Imagine a world where tiny robotic insects could help farmers grow fruits and vegetables more efficiently.

Researchers at MIT are making this vision a reality by developing robotic insects that can perform pollination, much like bees.

These robots could one day allow farmers to grow crops in multilevel indoor farms, increasing yields and reducing agriculture’s environmental impact.

While the idea of robotic pollinators isn’t new, the challenge has always been making these tiny flying machines as fast, durable, and efficient as real insects.

Inspired by bees, the MIT team has redesigned their robotic insects to make them more agile and capable.

The results, published in Science Robotics, are promising: the new bots can hover for 1,000 seconds (nearly 17 minutes)—more than 100 times longer than earlier versions.

They can also perform advanced maneuvers, like flips and precise trajectory tracking, with speeds of up to 35 centimeters per second.

The new design is a big improvement over earlier versions. Previously, the robotic insects had eight wings, arranged in four pairs.

However, this design caused problems because the wings interfered with each other, reducing lift.

The researchers simplified the design by giving each robot four wings—one per unit—arranged to avoid airflow interference. This change also freed up space for batteries and sensors, which could help the robots operate independently outside the lab in the future.

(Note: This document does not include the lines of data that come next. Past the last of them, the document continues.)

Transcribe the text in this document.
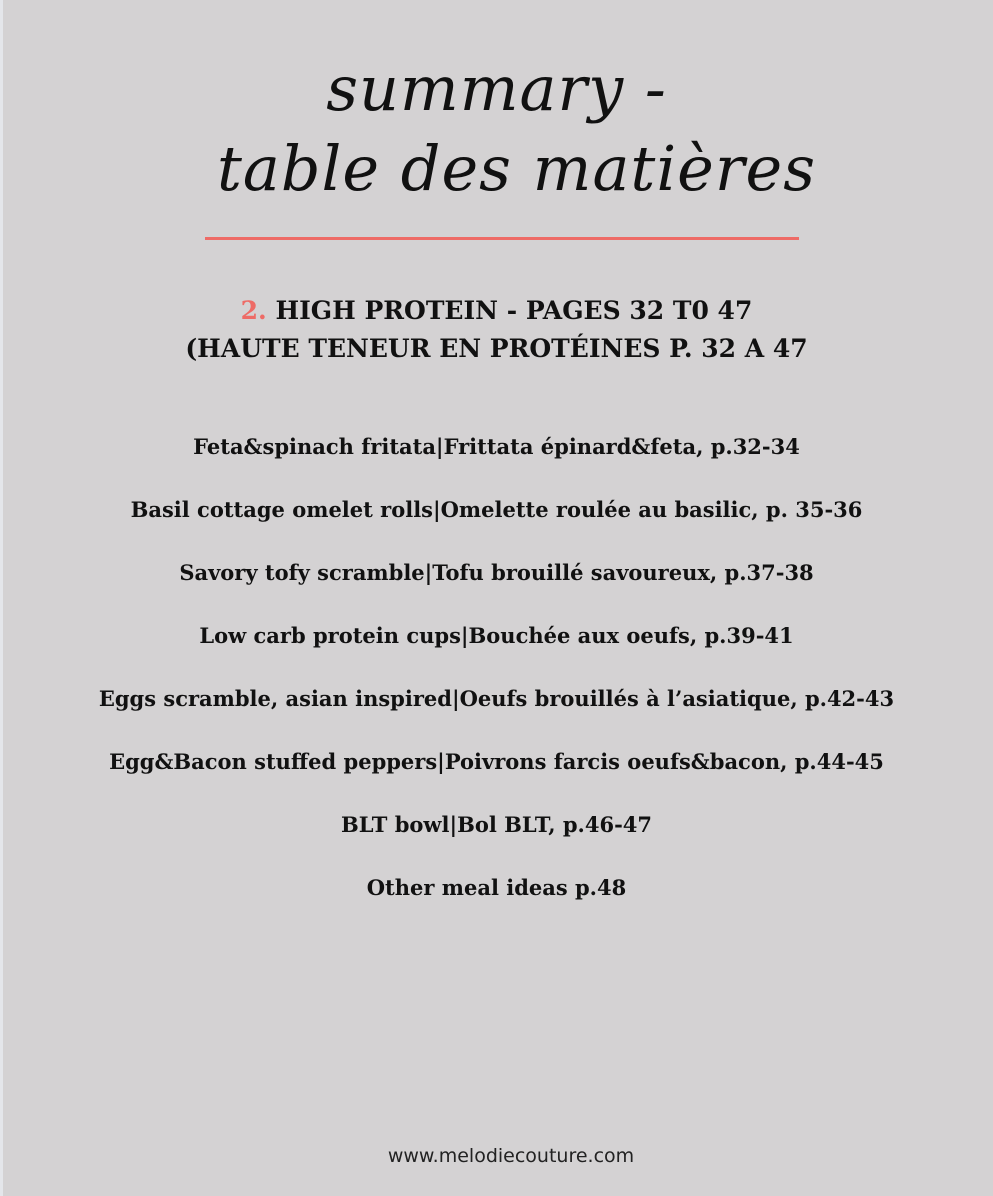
summary -
table des matières
2. HIGH PROTEIN - PAGES 32 T0 47
(HAUTE TENEUR EN PROTÉINES P. 32 A 47
Feta&spinach fritata|Frittata épinard&feta, p.32-34
Basil cottage omelet rolls|Omelette roulée au basilic, p. 35-36
Savory tofy scramble|Tofu brouillé savoureux, p.37-38
Low carb protein cups|Bouchée aux oeufs, p.39-41
Eggs scramble, asian inspired|Oeufs brouillés à l’asiatique, p.42-43
Egg&Bacon stuffed peppers|Poivrons farcis oeufs&bacon, p.44-45
BLT bowl|Bol BLT, p.46-47
Other meal ideas p.48
www.melodiecouture.com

To improve flight control, the team redesigned the mechanisms that connect the wings to the robot’s artificial muscles. These mechanisms, called transmissions, are more durable and reduce mechanical strain on the wings. The wings also use longer hinges to handle stress better during flight. After many trials, the team developed a precise laser-cutting method to make the hinges, which are about 2 centimeters long but only 200 microns wide—thinner than a strand of human hair.

The wings are powered by soft, artificial muscles made of elastic material and carbon nanotube electrodes. T

hese tiny muscles expand and contract at high speeds to flap the wings. Previous designs struggled with muscle buckling, which reduced power and efficiency. The new design minimizes buckling, allowing the wings to generate more force and fly for longer.

The improved design not only increases endurance but also enhances precision. The robots can now perform complex flight patterns, such as spelling out “M-I-T” in the air. One of the researchers described the 1,000-second flight test as “the slowest 1,000 seconds of his life” because it was so nerve-wracking—but also a major breakthrough.

The team’s goal is to push the flight time even further, aiming for over 10,000 seconds. They also want to make the robots precise enough to land and take off from the center of a flower.

Eventually, they hope to add batteries, sensors, and computing power to the robots so they can navigate and pollinate crops outside the lab.

“This new platform is a major step forward,” says Kevin Chen, the lead researcher. “In the next three to five years, we’ll focus on adding sensors, batteries, and computing capabilities to make these robots more independent.”

With these advancements, robotic insects could one day become an important tool in sustainable farming, helping to ensure a stable food supply while protecting the environment.